L'interview-bombe de Mgr Luigi Negri à Libero:
"l'Eglise s'est pliée à l'islam et à la gauche"


www.liberoquotidiano.it
9 janvier 2018
Ma traduction

Mgr Luigi Negri, archevêque de Ferrare et de Comacchio, depuis quelques mois Émérite, professeur de philosophie à l'Université catholique pendant de nombreuses années, s'est taillé la réputation de prélat de la dissidence. La raison, ses déclarations sur les immigrés, la communion aux divorcés et la dérive séculariste de l'Église. Mais il ne veut pas se voir coller cette étiquette.
«Toutes mes paroles», explique-t-il, «naissent du fait que je suis bien conscient de la gravité de la situation dans laquelle se trouve le catholicisme aujourd'hui, et je crois que pour sortir de cette situation, il nous faut une conscience précise de ce qui ne va pas; c'est pourquoi je m'emploie à le souligner».


- Qu'est-ce qui ne fonctionne pas dans l'Église, Monseigneur?
«Cela fait deux siècles que l'on ressent en Occident une profonde tendance antireligieuse, expression du rationalisme et des Lumières sécularistes. Ce mouvement de pensée et d'action prend la forme d'une pensée unique dominante, comme le Pape François l'a aussi dénoncé dans les premiers temps de son pontificat. L'homme a désormais une conception de lui-même et de son pouvoir intellectuel, moral, technique et scientifique comme seule mesure du monde et a construit une société insensible à la demande religieuse».

- Nous sommes au début de l'année et les fêtes chrétiennes viennent de passer: quels vœux voudriez-vous faire aux fidèles et aux non fidèles pour 2018?
«J'espère que la foi investira à nouveau la société et restituera aux hommes d'aujourd'hui le sens profond de l'existence».

- Êtes-vous optimiste?
«Pas trop, parce qu'au cours des dernières décennies l'Église, malgré les magistères extraordinaires de saint Jean Paul II et de Benoît XVI, a pris une pente qui la conduit à se rendre à la force endémique de l'antichristianisme: elle cède à la mentalité dominante et se contente de se réfugier dans une sorte de réserve, déjà imposée au cours des siècles à de nombreuses autres minorités religieuses et culturelles».

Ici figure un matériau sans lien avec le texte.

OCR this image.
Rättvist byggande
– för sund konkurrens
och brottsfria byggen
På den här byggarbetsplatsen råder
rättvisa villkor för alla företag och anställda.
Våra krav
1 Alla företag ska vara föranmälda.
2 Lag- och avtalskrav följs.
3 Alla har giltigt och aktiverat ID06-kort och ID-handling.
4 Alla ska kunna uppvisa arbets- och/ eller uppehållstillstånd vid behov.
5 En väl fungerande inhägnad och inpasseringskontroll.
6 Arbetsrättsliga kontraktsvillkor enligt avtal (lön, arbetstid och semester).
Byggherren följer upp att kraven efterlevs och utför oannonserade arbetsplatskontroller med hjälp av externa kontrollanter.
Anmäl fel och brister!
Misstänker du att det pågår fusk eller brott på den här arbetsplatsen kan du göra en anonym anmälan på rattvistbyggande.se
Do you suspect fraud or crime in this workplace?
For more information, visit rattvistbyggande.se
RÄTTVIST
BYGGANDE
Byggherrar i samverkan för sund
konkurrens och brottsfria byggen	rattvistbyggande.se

- Le pape François a dénoncé la pensée unique, mais parfois ne semble-t-il pas au contraire en être le porte-étendard?
«Le pape François est manipulé par la pensée dominante et sa dénonciation initiale perd de sa force. Il y a maintenant une connivence entre un certain christianisme et la société séculariste, à laquelle l'Église semble désormais incapable de dire "non", chose qui à mon avis serait absolument nécessaire».

- Au lieu de connivence, ne serait-il pas plus correct de parler d'une tentative d'intercepter la société laïque?
«Pour intercepter efficacement une société comme celle dans laquelle nous vivons, il est nécessaire d'investir le monde d'une proposition essentielle pour tous les hommes de ce temps. La foi ne se communique pas médiatiquement et n'est donc pas un problème de structures ou d'organisations: la foi se communique cœur à cœur par le témoignage. C'est un événement de grâce, pas une nouvelle pour le journal télévisé».

- Y a-t-il un problème de témoignage du Christ chez les hommes d'Église?
«Ce qui rend la communication difficile, ce n'est certainement pas l'incohérence morale: l'Église, dans son histoire, a toujours su se remettre des scandales moraux.
Mais aujourd'hui, la question est beaucoup plus grave. Actuellement, l'incohérence qui afflige l'Église est de nature idéologique.
Il y a une tendance à accepter la laïcité, pour se faire une petite place et faire du catholicisme presque un élément de folklore, qui ne dérange pas cette société athée».

- Comment le catholicisme peut-il retrouver une actualité et approcher aussi les non-croyants?
«Il doit se salir à nouveau les mains et vivre dans le monde, où les gens ont des problèmes et des difficultés, et il ne doit pas avoir peur de se heurter. Comme le disait Jean Guitton, l'une des personnalités les plus extraordinaires du catholicisme mondial, c'est la foi qui doit juger le monde et non l'inverse, comme c'est le cas aujourd'hui.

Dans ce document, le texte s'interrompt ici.